Но, кажется, Мишу услышали.

7. Тридцать три обоснованных несчастья

Я сидела за столом, кутаясь в желтый махровый халат, любезно одолженный мне хозяйкой дома, и, щурясь на второй стакан с горячим чаем, клевала носом. Рядом расположился озабоченно поглядывающий на меня Миша. Именно в его сторону клонилось мое отяжелевшее и ослабевшее тело… Которое и не думали отталкивать и возвращать в горизонтальное положение.

Предшествующие этому моменту несколько часов моей жизни казались страшным сном, чем-то далеким, нереальным, а где-то даже выдуманным. Благословенные физическое истощение и сонливость постепенно вымывали их из памяти.

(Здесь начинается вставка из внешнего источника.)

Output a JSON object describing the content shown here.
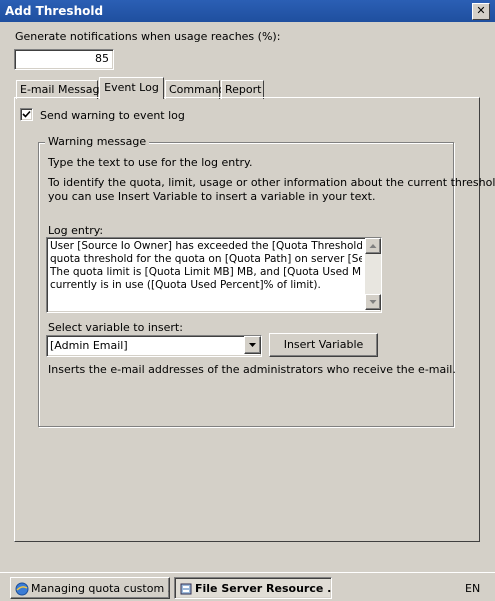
{
  "window": {
    "title": "Add Threshold",
    "close_glyph": "✕"
  },
  "threshold": {
    "label": "Generate notifications when usage reaches (%):",
    "value": "85"
  },
  "tabs": [
    {
      "label": "E-mail Message",
      "active": false
    },
    {
      "label": "Event Log",
      "active": true
    },
    {
      "label": "Command",
      "active": false
    },
    {
      "label": "Report",
      "active": false
    }
  ],
  "event_log": {
    "checkbox_label": "Send warning to event log",
    "checked": true,
    "group_title": "Warning message",
    "instruction": "Type the text to use for the log entry.",
    "help_line1": "To identify the quota, limit, usage or other information about the current threshold,",
    "help_line2": "you can use Insert Variable to insert a variable in your text.",
    "log_entry_label": "Log entry:",
    "log_entry_lines": [
      "User [Source Io Owner] has exceeded the [Quota Threshold]%",
      "quota threshold for the quota on [Quota Path] on server [Server].",
      "The quota limit is [Quota Limit MB] MB, and [Quota Used MB] MB",
      "currently is in use ([Quota Used Percent]% of limit)."
    ],
    "variable_label": "Select variable to insert:",
    "variable_selected": "[Admin Email]",
    "insert_button": "Insert Variable",
    "variable_description": "Inserts the e-mail addresses of the administrators who receive the e-mail."
  },
  "taskbar": {
    "items": [
      {
        "label": "Managing quota custom ...",
        "icon": "browser-icon",
        "active": false
      },
      {
        "label": "File Server Resource ...",
        "icon": "fsrm-icon",
        "active": true
      }
    ],
    "language": "EN"
  },
  "colors": {
    "title_bar": "#1f4f9f",
    "dialog_bg": "#d4d0c8"
  }
}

Все же нам очень повезло поймать Тимофея именно тогда, когда тот собирался свернуть на путь в Золотаревку, о котором знали лишь местные. Сугробы ему были не страшны, ведь мужчина был на лыжах.

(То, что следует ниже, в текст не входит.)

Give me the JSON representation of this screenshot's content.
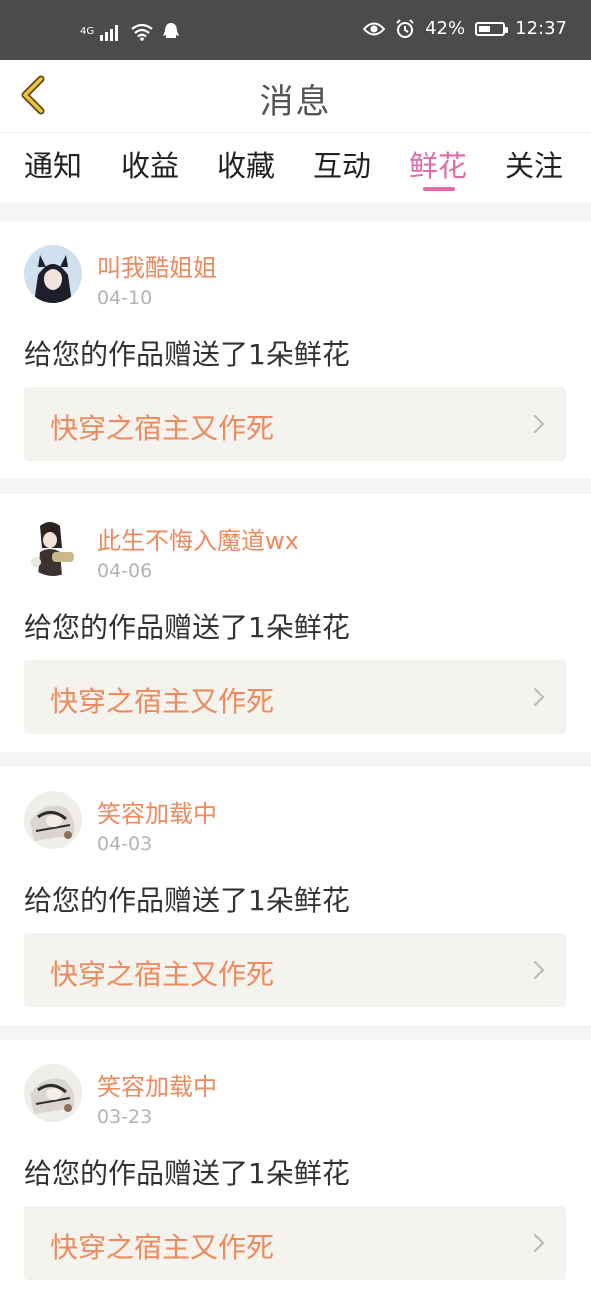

Наш заснеженный вид и поступок, граничащий с безумием, его безмерно удивили. Еще бы! Идти назад вместо того, чтобы двигаться вперед к населенному пункту, где вероятность получить помощь составляет сто процентов!

Попеняв Воронову, Тимофей расписал план действий: машина пусть остается на месте, завтра он и его шурин вызволят беднягу из снежной ловушки, мы сейчас следуем за ним к нему домой (правда, придется сделать крюк, поскольку протоптанная тропа не совпадает с проложенной лыжней), греемся и ужинаем.

Радость от того, что у нас с Вороновым наконец-то разрешилась главная проблема – мы не остались в лесу и скоро попадем в тепло, – довольно быстро поглотила безмерная, безбрежная и неодолимая усталость.

Метель начала стихать, тропу мы нашли, и стало чуть легче идти, но я уже буквально валилась с ног и держалась исключительно силой воли и желанием не подводить мужчин, смотревших на меня с сочувствием (а Миша даже со смятением, виной и беспокойством).

Дорога к вожделенному теплу и спасению показалась затянувшимся на вечность кошмаром. Темнота, грозно обступавший со всех сторон сосняк, набившая оскомину и поглотившая все круговерть снега, холод… И шаги. Еще и еще, двигаться и двигаться, нельзя останавливаться.

– Мы почти на месте, – подбодрил Тимофей, когда я готова была рухнуть.

– Может, тебя понести, – предложил Воронов, абсолютно серьезный.

Промолчала, не желая тратить силы и вступать в спор, доказывая, что это замедлит нас в тысячу раз, а хотелось бы быстрее достигнуть пункта назначения.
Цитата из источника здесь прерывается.